Ariel Piazza is not your run-of-the-mill college rock musician. Writing and performing under the pseudonym Gypsy Freight, Piazza paints emotional sonic portraits in a vein of ambient folk all her own. Her newest release, a full length titled ‘I’ll hold this close, ‘ bleeds with emotionalism, twelve tracks of ethereal folk atmospheric music worth swimming in.

The thing about Gypsy Freight is that it’s not far off from what you’d expect if you were to imagine what the project sounds like based on name alone. That’s not to say the tracks aren’t striking (because they are), but the fact that many of the songs sound as if they were recorded in a halfway-haunted grand cathedral is remarkably suiting.

Piazza’s voice is both sweet and powerful; this prowess is especially prominent in tracks like “I don’t know what I’m doing but I’m okay” and “building homes,” her Daughter-esque delivery riding the dark crests of the swirling piano that surrounds it. Her voice is delivered from distant corners in other tracks, namely “bodies,” in which Piazza can be heard singing under deep, cyclical piano tones.
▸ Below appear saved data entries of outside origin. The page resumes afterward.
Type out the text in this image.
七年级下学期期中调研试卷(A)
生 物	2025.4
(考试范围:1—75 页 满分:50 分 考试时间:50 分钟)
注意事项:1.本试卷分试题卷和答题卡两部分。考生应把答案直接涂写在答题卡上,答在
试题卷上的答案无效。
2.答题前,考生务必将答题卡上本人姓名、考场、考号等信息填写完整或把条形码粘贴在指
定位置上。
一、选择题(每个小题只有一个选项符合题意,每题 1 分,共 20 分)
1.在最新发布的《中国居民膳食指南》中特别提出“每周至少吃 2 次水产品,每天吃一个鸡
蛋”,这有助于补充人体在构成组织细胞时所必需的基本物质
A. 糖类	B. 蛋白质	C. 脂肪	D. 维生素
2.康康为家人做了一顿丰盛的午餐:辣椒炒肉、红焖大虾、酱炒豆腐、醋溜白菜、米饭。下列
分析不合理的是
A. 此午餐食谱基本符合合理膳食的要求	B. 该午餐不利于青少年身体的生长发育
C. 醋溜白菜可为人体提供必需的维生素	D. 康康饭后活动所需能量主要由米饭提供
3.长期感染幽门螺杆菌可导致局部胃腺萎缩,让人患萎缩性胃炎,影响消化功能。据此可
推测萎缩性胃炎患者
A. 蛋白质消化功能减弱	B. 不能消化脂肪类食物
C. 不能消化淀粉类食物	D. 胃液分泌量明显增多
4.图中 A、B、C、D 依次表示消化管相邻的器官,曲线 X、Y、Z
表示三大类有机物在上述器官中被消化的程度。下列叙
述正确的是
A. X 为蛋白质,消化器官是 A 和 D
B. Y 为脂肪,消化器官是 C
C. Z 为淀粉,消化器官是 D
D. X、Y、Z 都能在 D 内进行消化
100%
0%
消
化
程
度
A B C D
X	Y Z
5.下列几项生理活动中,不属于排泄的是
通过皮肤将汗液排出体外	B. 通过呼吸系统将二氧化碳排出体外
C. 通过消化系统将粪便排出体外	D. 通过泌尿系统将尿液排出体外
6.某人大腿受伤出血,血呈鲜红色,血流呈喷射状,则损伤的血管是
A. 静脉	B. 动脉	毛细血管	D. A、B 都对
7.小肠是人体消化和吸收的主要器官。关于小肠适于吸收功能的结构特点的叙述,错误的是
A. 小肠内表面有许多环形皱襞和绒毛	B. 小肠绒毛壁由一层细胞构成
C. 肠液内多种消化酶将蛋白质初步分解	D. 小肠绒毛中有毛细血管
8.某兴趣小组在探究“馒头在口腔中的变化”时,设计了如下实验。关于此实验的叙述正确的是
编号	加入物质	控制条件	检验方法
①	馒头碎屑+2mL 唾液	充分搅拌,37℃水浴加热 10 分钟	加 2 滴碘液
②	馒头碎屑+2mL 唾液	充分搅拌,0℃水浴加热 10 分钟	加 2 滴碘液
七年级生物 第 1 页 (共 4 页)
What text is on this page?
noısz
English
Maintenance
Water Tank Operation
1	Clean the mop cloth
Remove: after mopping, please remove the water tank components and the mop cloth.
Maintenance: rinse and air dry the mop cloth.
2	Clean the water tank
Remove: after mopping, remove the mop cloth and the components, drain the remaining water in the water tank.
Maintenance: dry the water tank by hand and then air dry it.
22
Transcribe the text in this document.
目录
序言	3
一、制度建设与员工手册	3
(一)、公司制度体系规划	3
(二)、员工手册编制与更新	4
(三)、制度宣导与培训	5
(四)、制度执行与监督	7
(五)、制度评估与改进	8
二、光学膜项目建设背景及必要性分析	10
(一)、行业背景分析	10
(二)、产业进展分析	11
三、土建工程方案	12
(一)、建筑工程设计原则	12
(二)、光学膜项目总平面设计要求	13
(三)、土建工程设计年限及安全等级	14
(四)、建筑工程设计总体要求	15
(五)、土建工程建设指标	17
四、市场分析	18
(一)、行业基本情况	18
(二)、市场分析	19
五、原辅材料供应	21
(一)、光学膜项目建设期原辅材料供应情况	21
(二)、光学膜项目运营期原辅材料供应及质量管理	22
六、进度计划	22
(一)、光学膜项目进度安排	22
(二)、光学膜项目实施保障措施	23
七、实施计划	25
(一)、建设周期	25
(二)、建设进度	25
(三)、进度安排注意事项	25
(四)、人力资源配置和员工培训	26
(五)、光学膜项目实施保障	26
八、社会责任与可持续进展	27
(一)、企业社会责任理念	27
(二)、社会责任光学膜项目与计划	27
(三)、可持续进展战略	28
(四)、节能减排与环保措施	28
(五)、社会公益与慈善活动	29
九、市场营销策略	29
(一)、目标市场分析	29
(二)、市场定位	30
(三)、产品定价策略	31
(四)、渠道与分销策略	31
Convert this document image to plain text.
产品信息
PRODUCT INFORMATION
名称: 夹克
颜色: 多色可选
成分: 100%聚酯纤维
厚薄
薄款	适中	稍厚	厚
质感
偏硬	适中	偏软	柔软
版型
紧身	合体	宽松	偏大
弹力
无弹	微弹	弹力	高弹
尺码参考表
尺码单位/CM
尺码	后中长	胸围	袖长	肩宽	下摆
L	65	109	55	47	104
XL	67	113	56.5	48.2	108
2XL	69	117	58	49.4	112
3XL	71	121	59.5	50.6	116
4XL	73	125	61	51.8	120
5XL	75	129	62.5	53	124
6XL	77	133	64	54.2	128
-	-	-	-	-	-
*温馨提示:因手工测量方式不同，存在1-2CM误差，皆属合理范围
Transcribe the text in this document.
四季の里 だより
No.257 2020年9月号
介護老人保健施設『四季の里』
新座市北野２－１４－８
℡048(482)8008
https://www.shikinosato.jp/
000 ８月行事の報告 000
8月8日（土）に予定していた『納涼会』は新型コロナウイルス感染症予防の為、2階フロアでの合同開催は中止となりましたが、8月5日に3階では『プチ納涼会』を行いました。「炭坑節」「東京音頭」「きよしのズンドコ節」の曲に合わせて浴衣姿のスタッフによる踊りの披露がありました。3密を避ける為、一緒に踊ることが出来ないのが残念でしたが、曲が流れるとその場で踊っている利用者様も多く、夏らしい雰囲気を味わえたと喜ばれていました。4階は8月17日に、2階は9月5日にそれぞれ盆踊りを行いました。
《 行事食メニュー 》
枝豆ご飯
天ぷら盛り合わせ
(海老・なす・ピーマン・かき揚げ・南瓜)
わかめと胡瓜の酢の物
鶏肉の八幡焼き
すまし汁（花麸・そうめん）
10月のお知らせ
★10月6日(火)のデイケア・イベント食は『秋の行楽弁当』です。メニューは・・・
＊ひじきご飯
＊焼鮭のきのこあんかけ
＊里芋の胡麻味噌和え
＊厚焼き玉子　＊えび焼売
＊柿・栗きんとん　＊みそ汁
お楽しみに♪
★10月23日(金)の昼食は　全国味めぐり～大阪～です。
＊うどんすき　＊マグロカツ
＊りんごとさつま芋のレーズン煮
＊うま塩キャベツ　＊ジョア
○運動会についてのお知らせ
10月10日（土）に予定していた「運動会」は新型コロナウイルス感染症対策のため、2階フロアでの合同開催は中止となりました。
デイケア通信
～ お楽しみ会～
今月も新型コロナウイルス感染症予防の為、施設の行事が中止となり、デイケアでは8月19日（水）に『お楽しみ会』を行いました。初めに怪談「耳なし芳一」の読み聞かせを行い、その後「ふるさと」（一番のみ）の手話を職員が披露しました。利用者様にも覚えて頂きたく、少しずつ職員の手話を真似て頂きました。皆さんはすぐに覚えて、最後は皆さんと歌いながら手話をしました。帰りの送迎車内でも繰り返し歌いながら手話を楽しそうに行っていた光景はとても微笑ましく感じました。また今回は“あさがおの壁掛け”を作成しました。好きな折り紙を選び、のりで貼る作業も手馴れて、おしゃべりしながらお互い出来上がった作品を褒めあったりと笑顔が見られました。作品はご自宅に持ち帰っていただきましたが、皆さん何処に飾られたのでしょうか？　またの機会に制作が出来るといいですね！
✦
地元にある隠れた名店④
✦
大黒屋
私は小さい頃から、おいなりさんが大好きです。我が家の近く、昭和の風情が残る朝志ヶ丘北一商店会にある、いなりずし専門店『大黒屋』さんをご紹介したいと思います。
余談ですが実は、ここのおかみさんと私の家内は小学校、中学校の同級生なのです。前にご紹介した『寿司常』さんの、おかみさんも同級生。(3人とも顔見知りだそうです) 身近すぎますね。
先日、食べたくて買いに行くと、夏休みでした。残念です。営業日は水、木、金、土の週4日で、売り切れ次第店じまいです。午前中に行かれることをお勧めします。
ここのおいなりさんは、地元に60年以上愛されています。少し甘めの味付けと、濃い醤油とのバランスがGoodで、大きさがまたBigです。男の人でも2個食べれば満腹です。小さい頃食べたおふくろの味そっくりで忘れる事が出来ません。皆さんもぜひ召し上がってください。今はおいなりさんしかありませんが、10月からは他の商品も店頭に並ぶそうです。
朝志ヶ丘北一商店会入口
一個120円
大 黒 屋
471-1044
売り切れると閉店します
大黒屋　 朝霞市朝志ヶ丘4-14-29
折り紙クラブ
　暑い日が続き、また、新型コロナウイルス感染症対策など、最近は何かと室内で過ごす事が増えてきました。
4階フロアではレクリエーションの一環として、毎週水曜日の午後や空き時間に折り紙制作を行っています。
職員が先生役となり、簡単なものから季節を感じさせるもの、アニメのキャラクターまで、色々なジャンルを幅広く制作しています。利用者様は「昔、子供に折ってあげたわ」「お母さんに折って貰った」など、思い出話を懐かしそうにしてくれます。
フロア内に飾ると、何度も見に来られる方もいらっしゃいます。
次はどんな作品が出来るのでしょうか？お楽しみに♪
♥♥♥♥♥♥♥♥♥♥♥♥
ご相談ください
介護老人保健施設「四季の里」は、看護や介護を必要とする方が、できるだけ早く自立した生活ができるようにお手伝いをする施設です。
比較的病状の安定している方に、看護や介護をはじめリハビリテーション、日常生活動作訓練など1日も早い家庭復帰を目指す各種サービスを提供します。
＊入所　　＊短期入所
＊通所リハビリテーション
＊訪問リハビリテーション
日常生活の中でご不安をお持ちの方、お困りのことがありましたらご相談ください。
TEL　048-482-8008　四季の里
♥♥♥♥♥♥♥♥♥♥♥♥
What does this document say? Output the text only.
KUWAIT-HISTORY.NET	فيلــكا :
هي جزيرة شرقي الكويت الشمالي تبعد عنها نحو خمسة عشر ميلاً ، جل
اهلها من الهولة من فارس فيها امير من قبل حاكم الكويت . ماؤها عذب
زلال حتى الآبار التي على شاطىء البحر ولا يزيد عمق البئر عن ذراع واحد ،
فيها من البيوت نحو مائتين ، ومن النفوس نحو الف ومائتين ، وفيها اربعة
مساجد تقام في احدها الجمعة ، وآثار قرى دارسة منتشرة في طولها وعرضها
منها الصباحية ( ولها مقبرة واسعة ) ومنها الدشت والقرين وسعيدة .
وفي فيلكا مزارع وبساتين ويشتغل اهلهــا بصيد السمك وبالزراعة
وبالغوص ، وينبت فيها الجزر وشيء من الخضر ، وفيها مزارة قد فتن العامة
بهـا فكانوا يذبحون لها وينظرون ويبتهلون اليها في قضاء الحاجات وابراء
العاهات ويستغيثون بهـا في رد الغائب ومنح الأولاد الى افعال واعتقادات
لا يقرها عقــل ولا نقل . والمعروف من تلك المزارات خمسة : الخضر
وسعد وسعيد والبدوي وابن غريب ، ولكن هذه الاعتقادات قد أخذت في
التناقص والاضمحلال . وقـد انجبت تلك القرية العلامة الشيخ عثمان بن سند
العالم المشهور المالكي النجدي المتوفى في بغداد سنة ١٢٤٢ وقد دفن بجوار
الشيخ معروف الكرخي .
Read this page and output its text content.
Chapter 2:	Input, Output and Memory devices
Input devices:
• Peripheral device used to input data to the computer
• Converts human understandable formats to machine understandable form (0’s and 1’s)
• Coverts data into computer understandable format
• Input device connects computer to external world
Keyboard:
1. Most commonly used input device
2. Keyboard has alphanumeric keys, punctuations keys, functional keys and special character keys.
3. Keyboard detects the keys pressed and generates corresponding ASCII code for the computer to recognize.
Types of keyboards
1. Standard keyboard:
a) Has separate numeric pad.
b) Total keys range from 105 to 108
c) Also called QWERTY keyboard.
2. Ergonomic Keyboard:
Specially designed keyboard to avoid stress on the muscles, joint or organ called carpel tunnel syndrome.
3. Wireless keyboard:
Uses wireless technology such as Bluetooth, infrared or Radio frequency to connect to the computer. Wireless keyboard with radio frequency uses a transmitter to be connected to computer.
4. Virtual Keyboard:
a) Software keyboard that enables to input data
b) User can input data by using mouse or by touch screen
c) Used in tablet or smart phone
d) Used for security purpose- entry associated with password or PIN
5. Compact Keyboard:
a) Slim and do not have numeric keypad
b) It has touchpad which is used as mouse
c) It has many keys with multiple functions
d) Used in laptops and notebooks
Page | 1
The track has a very “floating face down in a pool” kind of feel to it.

I’ll hold this close is not the type of album to pick and choose tracks from, it listens more like an aural narrative. Each song is integral to one another, from the weightlessness of “queen annes lace” to the affecting ebb of “caravans (travelling to Amherst),” and the instrumental tracks in between. The delivery of it all is alluringly packaged and worth a listen for those interested in escaping the monotony of the every day and swimming around in contemplation.